Druga wojna o Górski Karabach
.Na temat drugiej wojny o Górski Karabach, trwającej od 27 września do 10 listopada 2020 roku, na łamach „Wszystko Co Najważniejsze” pisze Karolina Wanda OLSZOWSKA w tekście „Wojna o Górski Karabach. Lokalny konflikt z udziałem międzynarodowym„. Autorka dużo miejsca w nim poświęciła zaangażowaniu w konflikt Turcji i Rosji.
„Obserwując walki w Górskim Karabachu należy zwrócić uwagę na zaangażowanie międzynarodowe. Szczególnie istotne są tutaj Rosja oraz Turcja. To właśnie Ankara zakwestionowała dotychczasowe status quo i jednoznacznie opowiada się po stronie Baku. Nic dziwnego, w końcu w licznych wystąpieniach prezydent Recep Tayyip Erdoğan podkreślał, że Turcy i Azerowie to tak naprawdę jeden naród w dwóch państwach. Wezwał rząd Armenii do wycofania się z rejonu Górskiego Karabachu oraz zapowiedział możliwą militarną pomoc dla Azerbejdżanu. Co istotne, pojawiają się oskarżenia o zestrzelenie ormiańskiego samolotu przez turecki F-16 lub przerzucanie bojowników z Syrii na terytorium Azerbejdżanu. Ankara dementuje te doniesienia, jednak te dotyczące bojowników z Syrii pojawiały się już wcześniej, tym bardziej że takie rozwiązanie miało już miejsce w Libii”.
„Bardzo zaangażowana w regionie jest również Rosja, która na razie ogranicza się do apeli o zaprzestanie walk i powrót do rozmów. W wojnie czterodniowej sprzed czterech lat Rosja odgrywała rolę mediatora. Obecnie zaopatruje w broń obydwie strony konfliktu. Przewagę ma jednak Azerbejdżan, który dzięki bogatym złożom ropy naftowej może znacznie więcej zainwestować w armię. Zaopatruje ją nie tylko w sprzęt z Rosji, ale kupuje również nowoczesne systemy m.in. od Izraela i w ten sposób powiększa przewagę militarną”.

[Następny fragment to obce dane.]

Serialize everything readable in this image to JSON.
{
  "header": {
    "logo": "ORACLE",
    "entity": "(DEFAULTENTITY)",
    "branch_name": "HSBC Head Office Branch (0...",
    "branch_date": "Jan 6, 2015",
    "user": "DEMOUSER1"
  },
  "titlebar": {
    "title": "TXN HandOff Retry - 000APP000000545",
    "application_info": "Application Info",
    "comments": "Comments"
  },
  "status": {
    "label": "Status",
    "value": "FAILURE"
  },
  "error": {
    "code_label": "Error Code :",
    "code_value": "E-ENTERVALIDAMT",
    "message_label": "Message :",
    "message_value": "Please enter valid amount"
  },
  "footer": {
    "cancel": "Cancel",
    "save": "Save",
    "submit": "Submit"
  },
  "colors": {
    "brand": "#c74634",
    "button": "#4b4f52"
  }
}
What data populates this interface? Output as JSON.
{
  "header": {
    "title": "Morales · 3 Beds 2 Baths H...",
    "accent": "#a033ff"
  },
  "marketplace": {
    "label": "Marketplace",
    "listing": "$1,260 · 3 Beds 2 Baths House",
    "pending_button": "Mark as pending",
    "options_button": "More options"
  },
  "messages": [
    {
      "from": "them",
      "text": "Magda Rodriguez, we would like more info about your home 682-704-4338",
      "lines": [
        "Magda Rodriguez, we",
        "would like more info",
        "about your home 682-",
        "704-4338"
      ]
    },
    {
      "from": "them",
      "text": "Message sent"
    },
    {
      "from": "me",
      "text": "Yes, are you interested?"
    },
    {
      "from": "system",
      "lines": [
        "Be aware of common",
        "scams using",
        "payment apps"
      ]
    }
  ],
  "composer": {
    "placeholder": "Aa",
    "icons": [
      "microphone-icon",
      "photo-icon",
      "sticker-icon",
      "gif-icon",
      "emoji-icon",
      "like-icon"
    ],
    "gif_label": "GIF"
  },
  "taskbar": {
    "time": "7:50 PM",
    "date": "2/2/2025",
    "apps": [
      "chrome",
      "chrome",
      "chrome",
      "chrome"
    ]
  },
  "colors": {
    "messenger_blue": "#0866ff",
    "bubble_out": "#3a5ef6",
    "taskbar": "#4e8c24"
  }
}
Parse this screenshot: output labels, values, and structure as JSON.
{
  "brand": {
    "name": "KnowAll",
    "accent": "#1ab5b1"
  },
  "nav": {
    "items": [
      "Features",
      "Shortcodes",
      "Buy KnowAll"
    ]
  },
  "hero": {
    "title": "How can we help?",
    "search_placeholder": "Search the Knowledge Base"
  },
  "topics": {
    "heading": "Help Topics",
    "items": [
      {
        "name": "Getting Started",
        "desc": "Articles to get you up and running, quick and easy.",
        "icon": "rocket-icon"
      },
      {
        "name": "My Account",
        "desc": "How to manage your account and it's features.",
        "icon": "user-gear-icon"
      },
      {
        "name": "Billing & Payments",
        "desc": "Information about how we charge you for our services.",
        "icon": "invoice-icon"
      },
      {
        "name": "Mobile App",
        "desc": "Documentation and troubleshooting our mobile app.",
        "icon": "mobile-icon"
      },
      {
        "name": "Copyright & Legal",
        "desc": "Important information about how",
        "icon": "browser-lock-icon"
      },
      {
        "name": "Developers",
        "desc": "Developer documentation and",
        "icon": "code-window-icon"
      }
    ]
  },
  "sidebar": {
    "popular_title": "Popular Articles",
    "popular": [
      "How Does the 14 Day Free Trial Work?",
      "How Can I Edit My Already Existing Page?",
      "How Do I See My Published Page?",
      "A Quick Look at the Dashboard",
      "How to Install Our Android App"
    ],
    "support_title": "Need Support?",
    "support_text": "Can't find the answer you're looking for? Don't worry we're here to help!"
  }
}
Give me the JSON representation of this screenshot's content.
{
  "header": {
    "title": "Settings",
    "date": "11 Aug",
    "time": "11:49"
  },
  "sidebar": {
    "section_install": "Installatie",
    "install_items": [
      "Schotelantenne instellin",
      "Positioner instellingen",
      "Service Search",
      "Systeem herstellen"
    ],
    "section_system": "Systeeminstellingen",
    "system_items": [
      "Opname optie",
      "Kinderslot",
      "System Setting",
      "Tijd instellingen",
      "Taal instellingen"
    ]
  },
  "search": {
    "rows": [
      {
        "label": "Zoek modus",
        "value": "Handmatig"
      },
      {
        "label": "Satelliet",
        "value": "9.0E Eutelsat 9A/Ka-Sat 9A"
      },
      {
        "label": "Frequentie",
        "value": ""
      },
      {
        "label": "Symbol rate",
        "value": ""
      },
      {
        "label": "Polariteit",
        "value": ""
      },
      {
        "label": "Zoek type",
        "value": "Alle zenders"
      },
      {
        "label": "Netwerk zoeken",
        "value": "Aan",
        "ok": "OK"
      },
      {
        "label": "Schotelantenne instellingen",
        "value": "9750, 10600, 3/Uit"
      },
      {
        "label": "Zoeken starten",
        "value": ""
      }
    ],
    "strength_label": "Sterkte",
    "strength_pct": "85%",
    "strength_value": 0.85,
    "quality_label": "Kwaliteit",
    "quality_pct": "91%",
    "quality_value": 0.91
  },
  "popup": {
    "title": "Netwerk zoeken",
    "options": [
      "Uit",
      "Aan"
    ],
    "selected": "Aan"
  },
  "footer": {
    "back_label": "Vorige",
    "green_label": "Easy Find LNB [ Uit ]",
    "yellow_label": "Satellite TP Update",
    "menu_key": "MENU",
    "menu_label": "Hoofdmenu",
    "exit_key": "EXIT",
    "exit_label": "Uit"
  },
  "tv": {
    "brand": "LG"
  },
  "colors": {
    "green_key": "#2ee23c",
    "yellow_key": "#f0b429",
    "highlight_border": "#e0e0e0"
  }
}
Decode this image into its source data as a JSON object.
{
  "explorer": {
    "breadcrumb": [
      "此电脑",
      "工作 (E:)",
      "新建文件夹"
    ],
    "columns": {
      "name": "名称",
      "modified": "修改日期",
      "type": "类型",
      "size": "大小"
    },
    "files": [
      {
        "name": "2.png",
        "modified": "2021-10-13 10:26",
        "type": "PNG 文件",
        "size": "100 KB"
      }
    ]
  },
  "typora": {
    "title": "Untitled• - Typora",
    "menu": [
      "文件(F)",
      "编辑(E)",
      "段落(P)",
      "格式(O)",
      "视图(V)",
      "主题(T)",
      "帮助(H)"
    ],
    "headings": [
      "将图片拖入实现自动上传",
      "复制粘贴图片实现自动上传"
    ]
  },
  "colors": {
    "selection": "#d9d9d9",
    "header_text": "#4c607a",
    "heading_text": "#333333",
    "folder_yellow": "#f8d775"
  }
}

.”Rejon Górskiego Karabachu może okazać się kolejnym obszarem pertraktacji turecko-rosyjskich. Żadnej ze stron nie zależy na otwartym konflikcie, lecz raczej na wypracowaniu rozwiązania, które podzieli ich wpływy w regionie. Dla Rosji korzystne jest szybkie porozumienie, stabilizacja i dalsze rozgrywanie obydwóch krajów, jednak dla Turcji korzystniejsze byłoby kontynuowanie konfliktu. Spowodowałoby to odwrócenie uwagi części opinii publicznej w Turcji od problemów ekonomicznych, z którymi boryka się kraj nad Bosforem. Do tego obrona ludności turkijskiej (i muzułmańskiej) doskonale wpisuje się w dążenia prezydenta Turcji do sprawowania wiodącej roli w świecie muzułmańskim” – pisze Karolina Wanda OLSZOWSKA.